Record at 24 bits and 48/96KHz if you want to. It doesn't hurt to raise the bar. As a matter of fact, 24bits/44.1Khz is probably the ideal compromise between audio fidelity and the size of your digital audio files (since 48KHz and 96Khz sampling rates create much larger files). Still, in most cases, for all except the very most discerning ears--which are usually canine, rather than human--everyone should be happy with your recording at 16-bits/44.1KHz. Best of all, since this is the CD standard, you can burn it directly onto compact disk for distribution.

After you've finally recorded your audio, you need to convert it into some kind of medium that you and other people can listen to. In most cases, the medium will be a cassette tape, a compact disk, or some kind of compressed digital audio file (e.g., mp3, wma).

If your audio will be distributed on cassette tape, you merely need to play the digital audio you've recorded in real time, and record it onto the tape. No file conversion is necessary.

If your audio will be distributed on compact disk, you may or may not need to convert your audio to the CD 16-bit/44.1KHz standard first. There are several codecs and algorithms for doing this conversion, some of which are better than others. Try several of them out for yourself and choose the one that sounds best to you. Once you've converted your audio to 16-bits/44.1KHz, you can burn it directly to an audio CD.

If your audio will be distributed as a compressed digital audio file, the same situation exists as with converting to the CD standard. There are many different codecs you can use to compress your audio into an .mp3 or .wma file for distribution. However, in this case, there is one other important factor to consider: compressed audio necessarily suffers from degredation in quality, so it is important to set your compression parameters to achieve the balance you desire between audio quality and file size.

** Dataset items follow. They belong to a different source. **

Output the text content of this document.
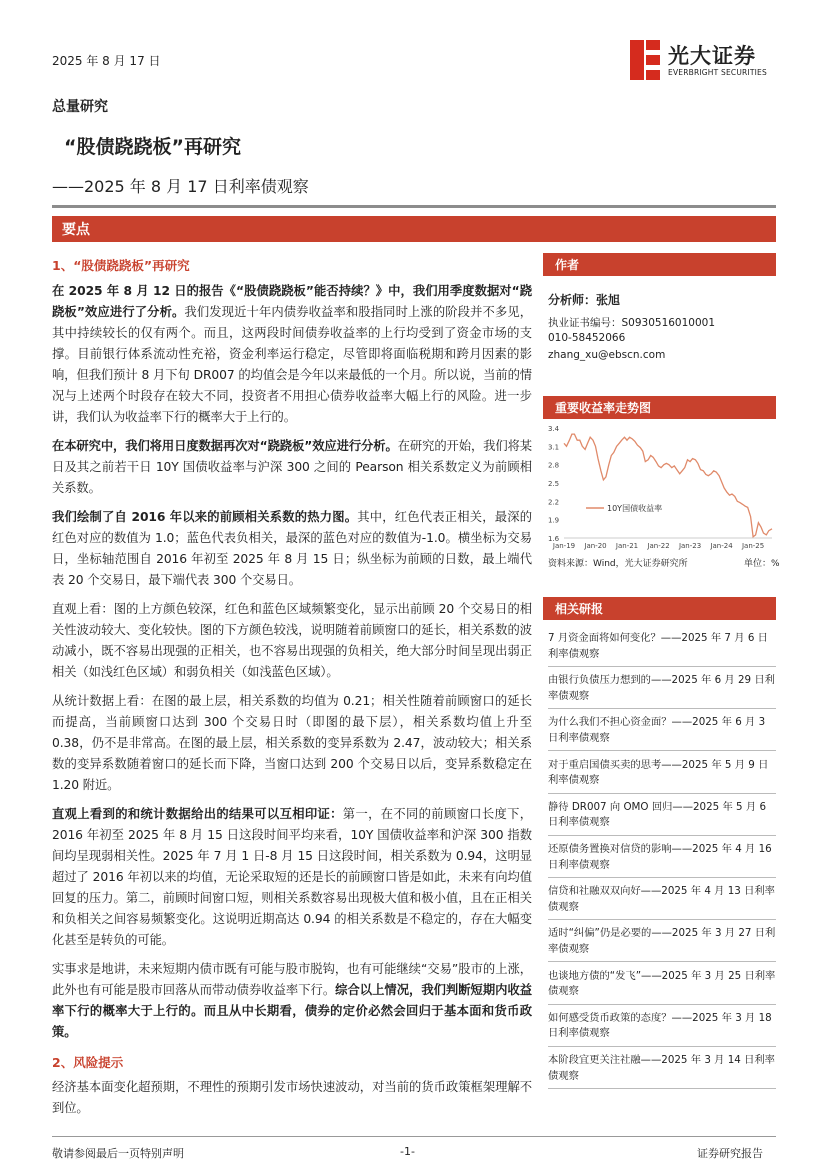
2025 年 8 月 17 日	光大证券
EVERBRIGHT SECURITIES
总量研究
“股债跷跷板”再研究
——2025 年 8 月 17 日利率债观察
要点
1、“股债跷跷板”再研究

在 2025 年 8 月 12 日的报告《“股债跷跷板”能否持续？》中，我们用季度数据对“跷跷板”效应进行了分析。我们发现近十年内债券收益率和股指同时上涨的阶段并不多见，其中持续较长的仅有两个。而且，这两段时间债券收益率的上行均受到了资金市场的支撑。目前银行体系流动性充裕，资金利率运行稳定，尽管即将面临税期和跨月因素的影响，但我们预计 8 月下旬 DR007 的均值会是今年以来最低的一个月。所以说，当前的情况与上述两个时段存在较大不同，投资者不用担心债券收益率大幅上行的风险。进一步讲，我们认为收益率下行的概率大于上行的。

在本研究中，我们将用日度数据再次对“跷跷板”效应进行分析。在研究的开始，我们将某日及其之前若干日 10Y 国债收益率与沪深 300 之间的 Pearson 相关系数定义为前顾相关系数。

我们绘制了自 2016 年以来的前顾相关系数的热力图。其中，红色代表正相关，最深的红色对应的数值为 1.0；蓝色代表负相关，最深的蓝色对应的数值为-1.0。横坐标为交易日，坐标轴范围自 2016 年初至 2025 年 8 月 15 日；纵坐标为前顾的日数，最上端代表 20 个交易日，最下端代表 300 个交易日。

直观上看：图的上方颜色较深，红色和蓝色区域频繁变化，显示出前顾 20 个交易日的相关性波动较大、变化较快。图的下方颜色较浅，说明随着前顾窗口的延长，相关系数的波动减小，既不容易出现强的正相关，也不容易出现强的负相关，绝大部分时间呈现出弱正相关（如浅红色区域）和弱负相关（如浅蓝色区域）。

从统计数据上看：在图的最上层，相关系数的均值为 0.21；相关性随着前顾窗口的延长而提高，当前顾窗口达到 300 个交易日时（即图的最下层），相关系数均值上升至 0.38，仍不是非常高。在图的最上层，相关系数的变异系数为 2.47，波动较大；相关系数的变异系数随着窗口的延长而下降，当窗口达到 200 个交易日以后，变异系数稳定在 1.20 附近。

直观上看到的和统计数据给出的结果可以互相印证：第一，在不同的前顾窗口长度下，2016 年初至 2025 年 8 月 15 日这段时间平均来看，10Y 国债收益率和沪深 300 指数间均呈现弱相关性。2025 年 7 月 1 日-8 月 15 日这段时间，相关系数为 0.94，这明显超过了 2016 年初以来的均值，无论采取短的还是长的前顾窗口皆是如此，未来有向均值回复的压力。第二，前顾时间窗口短，则相关系数容易出现极大值和极小值，且在正相关和负相关之间容易频繁变化。这说明近期高达 0.94 的相关系数是不稳定的，存在大幅变化甚至是转负的可能。

实事求是地讲，未来短期内债市既有可能与股市脱钩，也有可能继续“交易”股市的上涨，此外也有可能是股市回落从而带动债券收益率下行。综合以上情况，我们判断短期内收益率下行的概率大于上行的。而且从中长期看，债券的定价必然会回归于基本面和货币政策。

2、风险提示

经济基本面变化超预期，不理性的预期引发市场快速波动，对当前的货币政策框架理解不到位。

作者
分析师：张旭
执业证书编号：S0930516010001
010-58452066
zhang_xu@ebscn.com
重要收益率走势图
3.4
3.1
2.8
2.5
2.2
1.9
1.6
Jan-19 Jan-20 Jan-21 Jan-22 Jan-23 Jan-24 Jan-25
10Y国债收益率
资料来源：Wind，光大证券研究所	单位：%
相关研报
7 月资金面将如何变化？——2025 年 7 月 6 日利率债观察
由银行负债压力想到的——2025 年 6 月 29 日利率债观察
为什么我们不担心资金面？——2025 年 6 月 3 日利率债观察
对于重启国债买卖的思考——2025 年 5 月 9 日利率债观察
静待 DR007 向 OMO 回归——2025 年 5 月 6 日利率债观察
还原债务置换对信贷的影响——2025 年 4 月 16 日利率债观察
信贷和社融双双向好——2025 年 4 月 13 日利率债观察
适时“纠偏”仍是必要的——2025 年 3 月 27 日利率债观察
也谈地方债的“发飞”——2025 年 3 月 25 日利率债观察
如何感受货币政策的态度？——2025 年 3 月 18 日利率债观察
本阶段宜更关注社融——2025 年 3 月 14 日利率债观察
敬请参阅最后一页特别声明	-1-	证券研究报告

For example, if you compress a 16-bit/44.1KHz recording into .mp3 format at 320kps--which is pretty high-quality for an .mp3--you will end up with a fairly large file, yet the audio quality may not be noticeably less than the original. However, if you compress to 64kbps in order to create a very small .mp3 file, you will notice a serious degradation in audio quality. These are the trade-offs that come with digital audio, so it's a good idea to familiarize yourself with various audio conversion codecs and parameters, so you'll be able to determine the best type of audio compression for your purposes.